Note: You may not read this as I made this just so it's more accessible for me, but if you'd like, here's the link for the first part. Thank you.
I noticed this was too long, so I decided to cut it and put it in another narrative as part 2. Btw, yeah I sometimes re-read my entries here that's why. :)
Part 2:
The coverage metric employed was the fraction of vertical volume observed (FVO) between 0 and 20 kft, and it was because the WSR-88D has a perfect coverage above 20 kft. The cross-radial horizontal resolution (CHR) was also employed because it was relevant in taking the angular resolution. During the analysis period, the radar network underwent changes and they addressed it accordingly.
In order to relate the relationship between the warning performance and the quality of radar coverage, they matched each flood event to the appropriate catchment basin using the US Geological Survey (USGS) National Hydrographic Dataset which contains 19,031 stream gauges with corresponding catchment boundaries. They searched for a stream gauge located inside the event polygon and computed the mean radar coverage metric matching the catchment basin. With this step, they were able to match 24,236 flash flood events over the analysis period. This was their basis for all the analyses conducted in flash flood events. In detection probability dependence of flash flood on radar coverage, for FVO and CHR, the data for each were binned using cumulative distribution percentage intervals. Result shows that flash flood probability of detection (POD) increases with FVO and decreases with CHR, which is an important result because it shows connection between radar coverage and warning performance and allows a functional mapping between the two.
To compute for the flash flood warning flase alarm ratio dependence on radar coverage, they matched each warning to the corresponding catchment basins, just like what they did in mapping the flash flood events. They replaced the event polygon with the warning polygon and were able to match 32,438 flash flood warning to source basins over the analysis period. Because the casualty regression analysis did not yield a statistically meaningful relationship between FAR and casualty rate, they did not include this in the benefit model. In the dual polarization upgrade, the mean flash flood warning values did not yield statistically meaningful differences, which is in contrast with case studies that showed otherwise. This led to difficulties in obtaining QPE data so they used an algorithm technique that will not cause much error in the QPE. They also investigated the relationship between radar coverage and non-flash flood warning performance using the same procedures but it showed no significant relationship so it was not included in the benefit model.
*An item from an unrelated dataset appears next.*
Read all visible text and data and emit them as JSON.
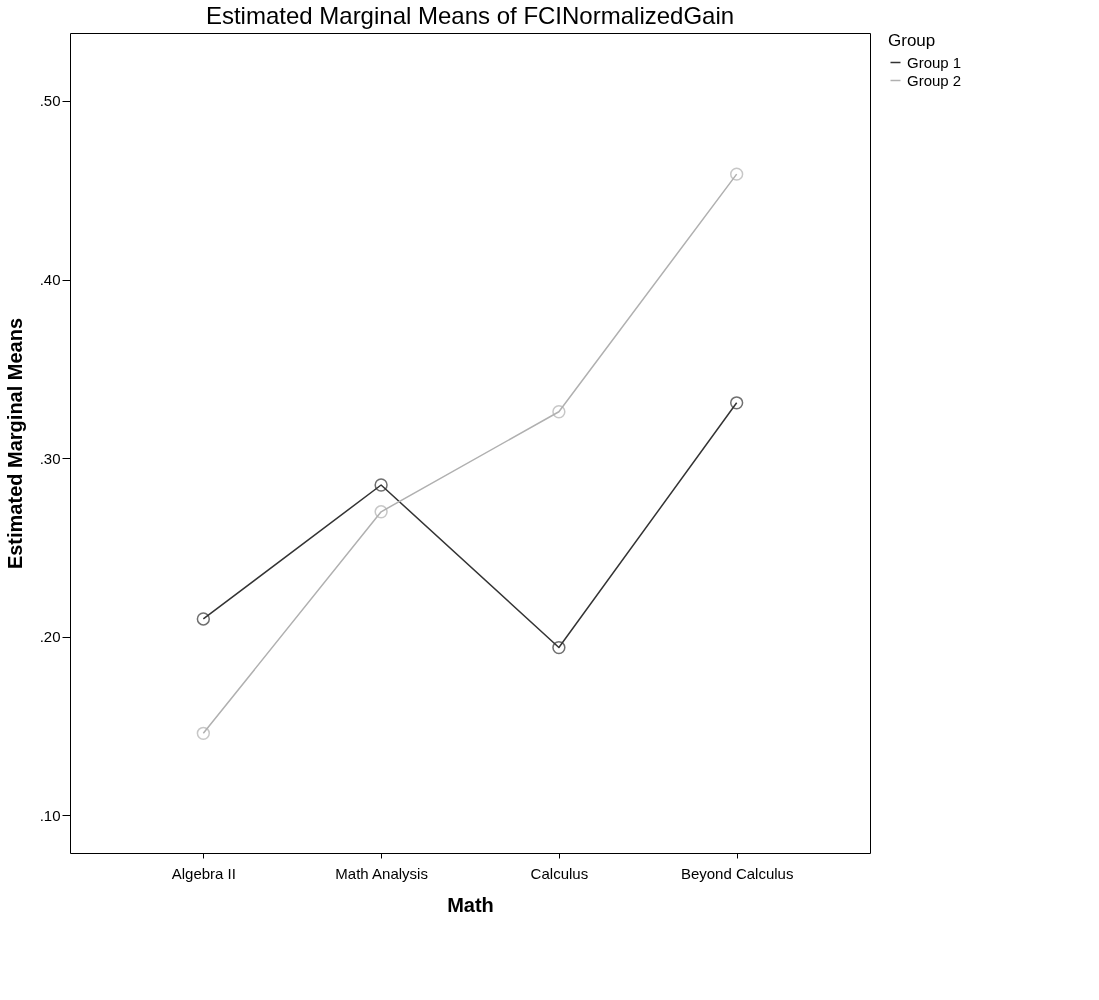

For the relationship of flash flood warning and casualty rate, the factors that are thought to affect this relationship are population, time of day, building type, catchment basin size, water flow velocity and depth, rate of water-level rise, and the warning lead time. Only variables that could be geospatially characterized were included. For the casualty count, they used a negative binomial distribution model instead if a Poisson distribution because the casualty variance was larger than the mean statistics over the analysis period. The variables that they tried for the regression analysis were logarithm of the population, fraction of population in mobile housing, historical flash flood warning FAR, catchment basin size, flash flood warning presence and warning lead time. These variables were tested both individually and in combination to see any cross-relation effects. Population data was acquired from the Center for International Earth Science Information Network.
The value of statistical life was used to monetize the casualties. They used the equation as per guidance by the US Department of Transportation. In estimating the value provided by the radar network, they computed the modeled casualty costs in three scenarios: the current WSR-88D network, no radar coverage and perfect WSR-88D-like coverage. The results show that the current WSR-88D network provide over $300 million annual benefits and the perfect radar coverage yields $13 million annual benefits. For the purposes of QPE to support flash flood warning decisions, the result provided by the radar is very good.
Instrumentation
The instruments used in this study are the WSR-88D network wherein they ran the model for the three scenarios stated. Datasets were also used like the USGS Dataset in mapping the flash flood event on its corresponding basin. NWS storm database was used to compute for the mean annual flash flood occurrence rate for each CONUS grid cell. CONUS radar network was also used in running the model with no flash flood warnings and with flash flood warning for the purpose of estimating the benefit provided by flash flood warnings independent of radar coverage.
Conclusions and Recommendations
A geospatial model was constructed for computing meteorological radar network benefits for flash flood casualty reduction. It was established that casualty rate decreases by 44% when there is flash flood warning. Combining these effects, the model showed that the WSR-88D radar network provided over $300 million of casualty reduction per year, with $13 million per year coverage for improvements which is an indicative of its efficiency, and a maximum benefit pool of $69 million per year. A benefit model for flash flood property damage was a good idea but a preliminary analysis regarding property value did not give statistically meaningful relationship between warning performance and property damage so further study like analysis for geospatial data of property type and value was recommended.